Christmas Gift
Well I feel dumb. Back in July, after the first ultrasound, we scheduled today’s appointment. Obviously I never read the letter clear enough because the true purpose of today’s appointment went completely over my head. I assumed we were going in for another ultrasound was so excited. I wanted to know myself the sex of the baby and to tell you all. I was planning to have Tim take photos of me during it and to include that and a sonogram on this post. By now you must be wondering what did happen.

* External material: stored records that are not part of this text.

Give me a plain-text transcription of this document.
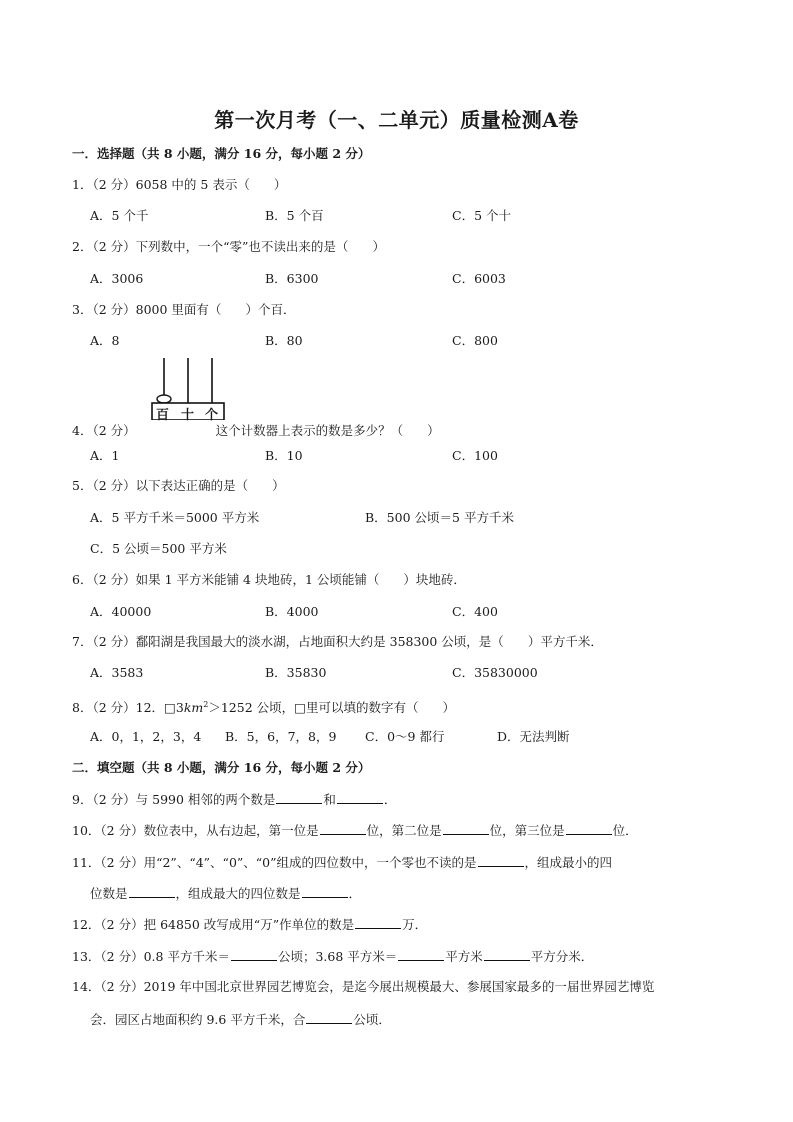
第一次月考（一、二单元）质量检测A卷
一．选择题（共 8 小题，满分 16 分，每小题 2 分）
1．（2 分）6058 中的 5 表示（ ）
A．5 个千	B．5 个百	C．5 个十
2．（2 分）下列数中，一个“零”也不读出来的是（ ）
A．3006	B．6300	C．6003
3．（2 分）8000 里面有（ ）个百．
A．8	B．80	C．800
百 十 个
4．（2 分）	这个计数器上表示的数是多少？（ ）
A．1	B．10	C．100
5．（2 分）以下表达正确的是（ ）
A．5 平方千米＝5000 平方米	B．500 公顷＝5 平方千米
C．5 公顷＝500 平方米
6．（2 分）如果 1 平方米能铺 4 块地砖，1 公顷能铺（ ）块地砖．
A．40000	B．4000	C．400
7．（2 分）鄱阳湖是我国最大的淡水湖，占地面积大约是 358300 公顷，是（ ）平方千米．
A．3583	B．35830	C．35830000
8．（2 分）12．$□3km^2>1252$ 公顷，□里可以填的数字有（ ）
A．0，1，2，3，4 B．5，6，7，8，9 C．0～9 都行	D．无法判断
二．填空题（共 8 小题，满分 16 分，每小题 2 分）
9．（2 分）与 5990 相邻的两个数是	和	．
10．（2 分）数位表中，从右边起，第一位是	位，第二位是	位，第三位是	位．
11．（2 分）用“2”、“4”、“0”、“0”组成的四位数中，一个零也不读的是	，组成最小的四
位数是	，组成最大的四位数是	．
12．（2 分）把 64850 改写成用“万”作单位的数是	万．
13．（2 分）0.8 平方千米＝	公顷；3.68 平方米＝	平方米	平方分米．
14．（2 分）2019 年中国北京世界园艺博览会，是迄今展出规模最大、参展国家最多的一届世界园艺博览
会．园区占地面积约 9.6 平方千米，合	公顷．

We got our bus and connecting bus on time, got confused on arrival because there seemed to be more people in the Obstetrics area than last time and we actually waited in a waiting room, unlike last time when we tried to find our destination and then just heard my name called. A nurse came in and took us to an office. I started off confused. I kept telling her “I have an ultrasound,” but it never seemed to register with her, nor did the fact that we don’t speak Norwegian and have to roughly translate whatever is said in the language. We went to her office where she attempted an explanation of how their new system works in taking information about me, writing it on another form to be entered in their computer system so they have it on file next month or whenever I call for information, etc. She asked me questions I barely understood to enter on the form, most of which were answered on forms of mine she had in front of her. I patiently answered her questions figuring after the paperwork was done we’d get to the spiffy technology and see our not-so-little one. At times during her work and then after she asked about my pregnancy and “explained” (again, I could barely understand her) things about the hospital and wanted to know if I had any questions. While I have a list prepared specifically for our two evening course (In English!) next week, I gave her one or two. I don’t know if it was just the miscommunication but she didn’t seem as calm as my midwife or even the doctor I’ve seen. She asked about my job and if I no longer worked there because of a problem. She explained why the head-down position is necessary for an easier delivery. She offered information on a few pain-relievers. One was a bath which I accepted but had to decline a couple times an epidural and acupuncture. I don’t know why she didn’t understand at first that I didn’t want either. She went over all this stuff I already know as if I’m completely clueless. Kari Janne, our midwife treats us very differently, she is also very easy to understand and so calming (not that I worry). I kept asking about or mentioning the ultrasound but it always seemed to go over her head. I don’t need this stress of miscommunication. I really hope this doesn’t happen next month! After we’d sat for a while and she realized we didn’t have any questions for her, she got up and said goodbye….
I read and reread the letter about the appointment and it finally got through that we weren’t there for an ultrasound but just what we’d already done. I’ve heard before that normally here there is only one ultrasound, and I thought, “Ok, but I have a 2nd.” Apparently there is always only one unless there are special circumstances or problems. I’ve had a wonderfully normal pregnancy. It is possible in the 18th week to determine the sex of the baby but in Norway they won’t tell you. I’ve heard that some non-native residents (Middle Easterners?) respond negatively to a female child and Norway does what it can to prevent abortions. So I guess no one here ever knows the sex beforehand. You are always surprised.
Upon realizing my mistake I was very upset but attempted to hold it in. But as we got our coats, I started and could not stop crying (not loudly… but tears came forth). I’d been so excited to find out and spread the news and by my own error I’d let myself way down.
Poor Tim tried to comfort me by telling me my hair looked nice. I think it took about 15-20 minutes to get myself together. I just needed to get out and away from people so I could really relax and just let it out but it wasn’t really possible. By the time we got on the bus I was better and was able to explain to Tim why I was so upset.
So now we must come up with a boy’s name and a middle name for a girl. And as Tim said, this little one will be a real Christmas gift, we have no idea what we’re getting.